Он обхватил голову двумя руками, закрыл глаза, и похоже было, что действительно погрузился в глубокое размышление. Нюра смотрела на него с интересом, к которому примешивался и испуг, и уважение. Так, обхватив голову руками, Ермолкин просидел, может быть, несколько секунд, но Нюре показалось, что счет шел на минуты. Ермолкин вдруг тряхнул головой и, как бы приходя в себя, долго смотрел на Нюру. Достал из ящика чистый лист бумаги, подсунул Нюре и сказал тихо:

– Вот здесь внизу распишитесь.

– Зачем? – поинтересовалась Нюра.

– Мы здесь напишем заметку от вашего имени, нужна ваша подпись.

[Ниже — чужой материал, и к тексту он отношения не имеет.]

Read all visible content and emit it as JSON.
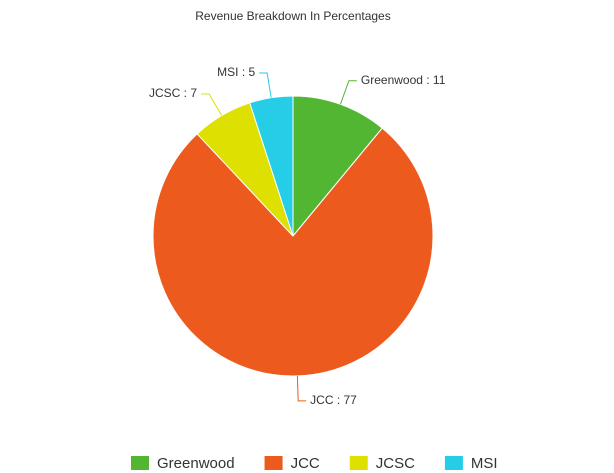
{
  "chart_data": {
    "type": "pie",
    "title": "Revenue Breakdown In Percentages",
    "categories": [
      "Greenwood",
      "JCC",
      "JCSC",
      "MSI"
    ],
    "values": [
      11,
      77,
      7,
      5
    ],
    "value_labels": [
      "Greenwood : 11",
      "JCC : 77",
      "JCSC : 7",
      "MSI : 5"
    ],
    "colors": [
      "#52b632",
      "#ec5a1e",
      "#dde000",
      "#25cde6"
    ]
  }
}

– Какую еще заметку? – насторожилась Нгора.

– Мы напишем, что вы как будущая мать от себя и от имени вашего ребенка решительно отмежевываетесь от так называемого Чонкина и заверяете, что будущего сына своего или дочь воспитаете патриотом, преданным идеалам партии Ленина – Сталина.

– Вона чего, – сникла Нюра. – Везде одно и то же.

– А что вам не нравится? – искренне спросил Ермолкин. – Это же все делается для вашего блага. Неужели вам хочется, чтобы ваш будущий ребенок носил фамилию преступника, всю жизнь носил на себе это несмываемое пятно?

– Ладно, пойду, – сказала Нюра, поднимаясь.

– Ну, как знаете. Люди для вас стараются, хотят сделать, как лучше, а вы… Вы знаете, может быть, вам ваше упрямство кажется правильным, может быть, вы даже хотите выглядеть в глазах людей этакой героиней, но я считаю, что поведение ваше продиктовано трусостью и только ею. Если бы вы действительно были искренни, вы бы сказали: «Да, я ошиблась». Вы бы отреклись от этого Чонкина и заклеймили его навсегда позором. Я понимаю, такое решение трудно принять, но, если вы настоящая советская женщина, вы должны выбрать, кто вам дороже – Чонкин или советская власть.

Нюра смотрела на него полными слез глазами. Она не знала, почему обязательно выбирать, почему в крайнем случае нельзя совместить то и другое.

– Да, – помолчав, грустно сказал Ермолкин, – вы, я вижу, и в самом деле упорствуете. Мне это, честно говоря, не очень понятно. Может быть, у меня, с вашей точки зрения, несколько устарелые взгляды, но я ко всему отношусь иначе. – Он встал из-за стола и – руки в брюки – прошелся по комнате. – Вот у меня есть сын, – продолжал он на более нервной ноте. – Он маленький. Ему всего лишь три с половиной года. Я его очень люблю. Но если партия прикажет мне зарезать его, я не спрошу за что. Я… – он посмотрел на Нюру, и взгляд его как бы остекленел. – Я…

– Мама! – не своим голосом завопила Нюра и кинулась вон из кабинета. Почти до самого Красного она бежала бегом, не оглядываясь. Почти до самого Красного ей казалось, что за ней с ножом в зубах гонится редактор Ермолкин.